Unique First had never seen Gone With the Wind or read the novel, but she could relate to the expression. She had always been able to disappear without a trace, and as a child had discovered that if she rearranged her molecules while trespassing or breaking into her neighbors' homes, she would become invisible. She followed the cobblestone of Shockhoe Slip and slipped inside Tobacco Company, an upscale restaurant and bar in a renovated old tobacco warehouse not far from the river. Unique sat near the piano and ordered a beer and began to smoke as she relived last night.

Acting as a decoy for the highway pirates was getting boring, if she were to be honest about it. The road dogs she had begun to associate with months ago were small-minded and stoned most of the time. Their leader, in particular, was frying his brain with booze and pot and was so out of it that Unique no longer bothered having sex with him. She tapped an ash and signaled the waitress to bring another beer as she felt the stare of a woman sitting alone at the bar.

"You from out of town?" the woman asked, and her strong energy and hot eyes registered clearly on Unique's sexual radar.

"In and out," Unique evasively replied with her sweet smile.

"Oh." The woman got up and marveled over this pretty woman's unique way of expressing herself. "Mind if I join you?" She set her beer down on Unique's table and pulled out a chair. "My name's T.T., which is really funny now that this Trooper Truth stuff is all over the place. You won't believe it, but people who know me and even strangers all of a sudden got this crazy notion that my initials T.T. stand for Trooper Truth, and just because I wrote for my high school newspaper, I'm supposedly Trooper Truth but don't want anybody to know!"

Unique held T.T.'s gaze and sipped beer.

"Well, I'm not," T.T. went on. "But I wish like hell I was because that's the new mystery in this town: Who is

Trooper Truth? What's the truth about Trooper Truth? Like he's Robin Hood or something. You got any guesses? And you sure have amazing hair. You must brush it all the time."

"I don't know," Unique replied as T.T. bounced her foot and fidgeted nervously like a schoolboy with a crush. "My car's broke down. Maybe you could give me a ride home?"

"Sure!" T.T. said. "Hey, no problem. Man, you got such a quiet voice. Sorry about your car. Man, that's such a bitch when your car fucks up, you know?"

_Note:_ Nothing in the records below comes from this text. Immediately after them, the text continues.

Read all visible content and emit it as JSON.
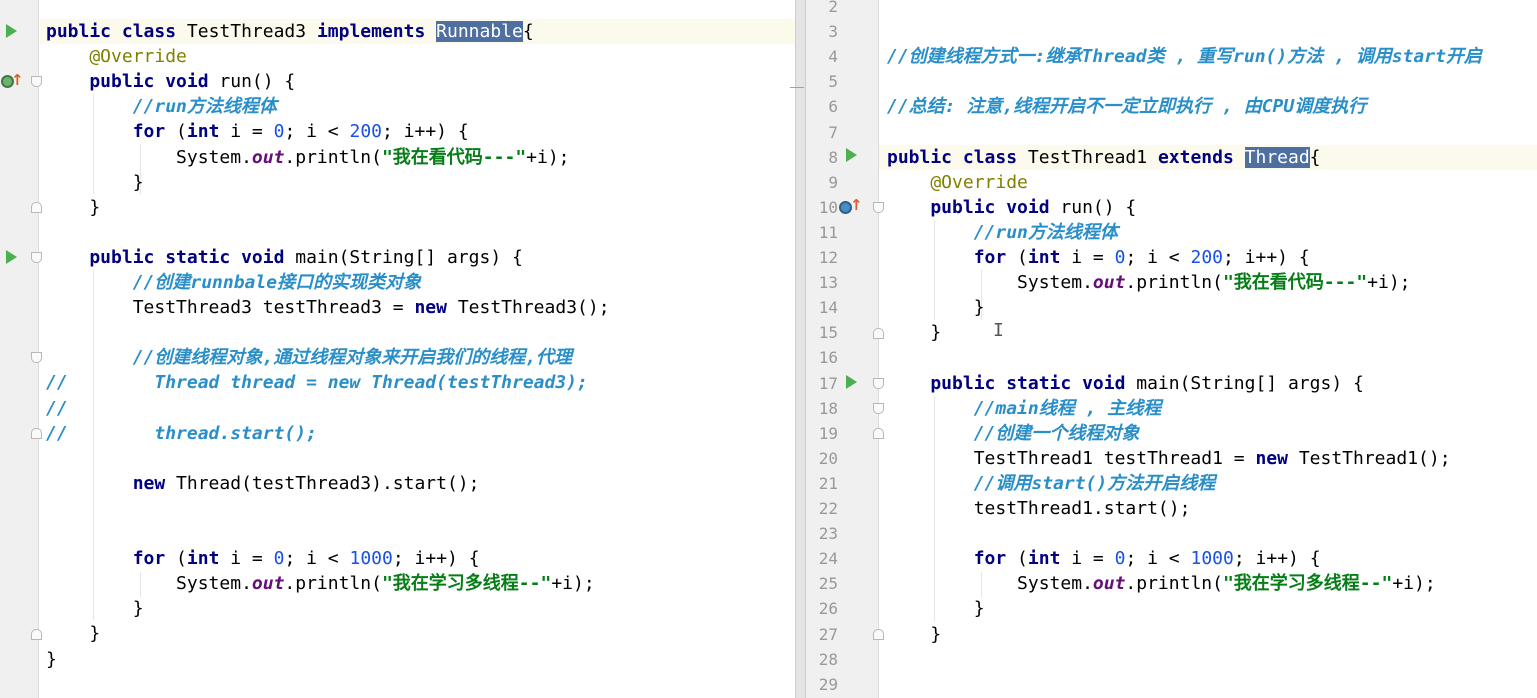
{
  "left_editor": {
    "lines": [
      {
        "id": "l1",
        "parts": [
          [
            "kw",
            "public class "
          ],
          [
            "",
            "TestThread3 "
          ],
          [
            "kw",
            "implements "
          ],
          [
            "hl",
            "Runnable"
          ],
          [
            "",
            "{"
          ]
        ]
      },
      {
        "id": "l2",
        "parts": [
          [
            "ann",
            "    @Override"
          ]
        ]
      },
      {
        "id": "l3",
        "parts": [
          [
            "kw",
            "    public void "
          ],
          [
            "",
            "run() {"
          ]
        ]
      },
      {
        "id": "l4",
        "parts": [
          [
            "cm",
            "        //run方法线程体"
          ]
        ]
      },
      {
        "id": "l5",
        "parts": [
          [
            "kw",
            "        for "
          ],
          [
            "",
            "("
          ],
          [
            "kw",
            "int "
          ],
          [
            "",
            "i = "
          ],
          [
            "num",
            "0"
          ],
          [
            "",
            "; i < "
          ],
          [
            "num",
            "200"
          ],
          [
            "",
            "; i++) {"
          ]
        ]
      },
      {
        "id": "l6",
        "parts": [
          [
            "",
            "            System."
          ],
          [
            "fld",
            "out"
          ],
          [
            "",
            ".println("
          ],
          [
            "str",
            "\"我在看代码---\""
          ],
          [
            "",
            "+i);"
          ]
        ]
      },
      {
        "id": "l7",
        "parts": [
          [
            "",
            "        }"
          ]
        ]
      },
      {
        "id": "l8",
        "parts": [
          [
            "",
            "    }"
          ]
        ]
      },
      {
        "id": "l9",
        "parts": [
          [
            "",
            ""
          ]
        ]
      },
      {
        "id": "l10",
        "parts": [
          [
            "kw",
            "    public static void "
          ],
          [
            "",
            "main(String[] args) {"
          ]
        ]
      },
      {
        "id": "l11",
        "parts": [
          [
            "cm",
            "        //创建runnbale接口的实现类对象"
          ]
        ]
      },
      {
        "id": "l12",
        "parts": [
          [
            "",
            "        TestThread3 testThread3 = "
          ],
          [
            "kw",
            "new "
          ],
          [
            "",
            "TestThread3();"
          ]
        ]
      },
      {
        "id": "l13",
        "parts": [
          [
            "",
            ""
          ]
        ]
      },
      {
        "id": "l14",
        "parts": [
          [
            "cm",
            "        //创建线程对象,通过线程对象来开启我们的线程,代理"
          ]
        ]
      },
      {
        "id": "l15",
        "parts": [
          [
            "cm",
            "//        Thread thread = new Thread(testThread3);"
          ]
        ]
      },
      {
        "id": "l16",
        "parts": [
          [
            "cm",
            "//"
          ]
        ]
      },
      {
        "id": "l17",
        "parts": [
          [
            "cm",
            "//        thread.start();"
          ]
        ]
      },
      {
        "id": "l18",
        "parts": [
          [
            "",
            ""
          ]
        ]
      },
      {
        "id": "l19",
        "parts": [
          [
            "kw",
            "        new "
          ],
          [
            "",
            "Thread(testThread3).start();"
          ]
        ]
      },
      {
        "id": "l20",
        "parts": [
          [
            "",
            ""
          ]
        ]
      },
      {
        "id": "l21",
        "parts": [
          [
            "",
            ""
          ]
        ]
      },
      {
        "id": "l22",
        "parts": [
          [
            "kw",
            "        for "
          ],
          [
            "",
            "("
          ],
          [
            "kw",
            "int "
          ],
          [
            "",
            "i = "
          ],
          [
            "num",
            "0"
          ],
          [
            "",
            "; i < "
          ],
          [
            "num",
            "1000"
          ],
          [
            "",
            "; i++) {"
          ]
        ]
      },
      {
        "id": "l23",
        "parts": [
          [
            "",
            "            System."
          ],
          [
            "fld",
            "out"
          ],
          [
            "",
            ".println("
          ],
          [
            "str",
            "\"我在学习多线程--\""
          ],
          [
            "",
            "+i);"
          ]
        ]
      },
      {
        "id": "l24",
        "parts": [
          [
            "",
            "        }"
          ]
        ]
      },
      {
        "id": "l25",
        "parts": [
          [
            "",
            "    }"
          ]
        ]
      },
      {
        "id": "l26",
        "parts": [
          [
            "",
            "}"
          ]
        ]
      }
    ]
  },
  "right_editor": {
    "lines": [
      {
        "n": "2",
        "parts": [
          [
            "",
            ""
          ]
        ]
      },
      {
        "n": "3",
        "parts": [
          [
            "",
            ""
          ]
        ]
      },
      {
        "n": "4",
        "parts": [
          [
            "cm",
            "//创建线程方式一:继承Thread类 , 重写run()方法 , 调用start开启"
          ]
        ]
      },
      {
        "n": "5",
        "parts": [
          [
            "",
            ""
          ]
        ]
      },
      {
        "n": "6",
        "parts": [
          [
            "cm",
            "//总结: 注意,线程开启不一定立即执行 , 由CPU调度执行"
          ]
        ]
      },
      {
        "n": "7",
        "parts": [
          [
            "",
            ""
          ]
        ]
      },
      {
        "n": "8",
        "parts": [
          [
            "kw",
            "public class "
          ],
          [
            "",
            "TestThread1 "
          ],
          [
            "kw",
            "extends "
          ],
          [
            "hl",
            "Thread"
          ],
          [
            "",
            "{"
          ]
        ]
      },
      {
        "n": "9",
        "parts": [
          [
            "ann",
            "    @Override"
          ]
        ]
      },
      {
        "n": "10",
        "parts": [
          [
            "kw",
            "    public void "
          ],
          [
            "",
            "run() {"
          ]
        ]
      },
      {
        "n": "11",
        "parts": [
          [
            "cm",
            "        //run方法线程体"
          ]
        ]
      },
      {
        "n": "12",
        "parts": [
          [
            "kw",
            "        for "
          ],
          [
            "",
            "("
          ],
          [
            "kw",
            "int "
          ],
          [
            "",
            "i = "
          ],
          [
            "num",
            "0"
          ],
          [
            "",
            "; i < "
          ],
          [
            "num",
            "200"
          ],
          [
            "",
            "; i++) {"
          ]
        ]
      },
      {
        "n": "13",
        "parts": [
          [
            "",
            "            System."
          ],
          [
            "fld",
            "out"
          ],
          [
            "",
            ".println("
          ],
          [
            "str",
            "\"我在看代码---\""
          ],
          [
            "",
            "+i);"
          ]
        ]
      },
      {
        "n": "14",
        "parts": [
          [
            "",
            "        }"
          ]
        ]
      },
      {
        "n": "15",
        "parts": [
          [
            "",
            "    }"
          ]
        ]
      },
      {
        "n": "16",
        "parts": [
          [
            "",
            ""
          ]
        ]
      },
      {
        "n": "17",
        "parts": [
          [
            "kw",
            "    public static void "
          ],
          [
            "",
            "main(String[] args) {"
          ]
        ]
      },
      {
        "n": "18",
        "parts": [
          [
            "cm",
            "        //main线程 , 主线程"
          ]
        ]
      },
      {
        "n": "19",
        "parts": [
          [
            "cm",
            "        //创建一个线程对象"
          ]
        ]
      },
      {
        "n": "20",
        "parts": [
          [
            "",
            "        TestThread1 testThread1 = "
          ],
          [
            "kw",
            "new "
          ],
          [
            "",
            "TestThread1();"
          ]
        ]
      },
      {
        "n": "21",
        "parts": [
          [
            "cm",
            "        //调用start()方法开启线程"
          ]
        ]
      },
      {
        "n": "22",
        "parts": [
          [
            "",
            "        testThread1.start();"
          ]
        ]
      },
      {
        "n": "23",
        "parts": [
          [
            "",
            ""
          ]
        ]
      },
      {
        "n": "24",
        "parts": [
          [
            "kw",
            "        for "
          ],
          [
            "",
            "("
          ],
          [
            "kw",
            "int "
          ],
          [
            "",
            "i = "
          ],
          [
            "num",
            "0"
          ],
          [
            "",
            "; i < "
          ],
          [
            "num",
            "1000"
          ],
          [
            "",
            "; i++) {"
          ]
        ]
      },
      {
        "n": "25",
        "parts": [
          [
            "",
            "            System."
          ],
          [
            "fld",
            "out"
          ],
          [
            "",
            ".println("
          ],
          [
            "str",
            "\"我在学习多线程--\""
          ],
          [
            "",
            "+i);"
          ]
        ]
      },
      {
        "n": "26",
        "parts": [
          [
            "",
            "        }"
          ]
        ]
      },
      {
        "n": "27",
        "parts": [
          [
            "",
            "    }"
          ]
        ]
      },
      {
        "n": "28",
        "parts": [
          [
            "",
            ""
          ]
        ]
      },
      {
        "n": "29",
        "parts": [
          [
            "",
            ""
          ]
        ]
      }
    ]
  },
  "colors": {
    "keyword": "#000080",
    "comment": "#2a8fc9",
    "string": "#067d17",
    "number": "#1750eb",
    "annotation": "#808000",
    "static_field": "#660e7a",
    "selection": "#4f6fa0",
    "run_icon": "#4caf50"
  },
  "icons": {
    "run": "run-triangle-icon",
    "fold": "fold-marker-icon",
    "override": "override-method-icon",
    "text_cursor": "I-beam"
  },
  "cursor_glyph": "I"
}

T.T. continued to rattle on as she smacked a ten-dollar bill on the bar and put on her leather biker's jacket. She usually wasn't this successful when she tried to pick up women, but it was about damn time her luck changed. T.T. worked for the state and had to wear dresses and other feminine attire in the office, where no one knew the truth about her private life. So the only opportunity she had for assuaging her loneliness was to dress the part and hang out in bars at night and on weekends. This was expensive and largely unproductive, and her hands were shaking with excitement as she let Unique into her old Honda.

"Which way?" T.T. asked as she pulled out onto Gary Street.

"Let's go down to the dock, you know, off Canal. I love looking at the river. We'll walk on Belle Island," Unique replied in her tiny, hushed voice as her Purpose, as she thought of it, throbbed inside her and a slow burn of ancient rage began to consume her brain.

Minutes later, she and T.T. got out of the Honda and stood along the water, the chilled September air blowing

Unique's hair like black fire. There wasn't another person around and it vaguely penetrated Unique's spell that T.T. was incredibly stupid to wander off with a perfect stranger, and how dare she just assume that Unique was of her persuasion and would be interested. How incredibly stupid the other ones had been, too. Unique took T.T.'s hand and they walked over a footbridge that led to Belle Island, where Union soldiers had been imprisoned during the Civil War. The island was densely wooded and cut with bike paths and trails. Unique pulled T.T. behind a tree and began to kiss and fondle her into a frenzy. "I want you to have a unique experience," Unique whispered as she dug her tongue in T.T.'s mouth and slipped a box cutter out of a pocket.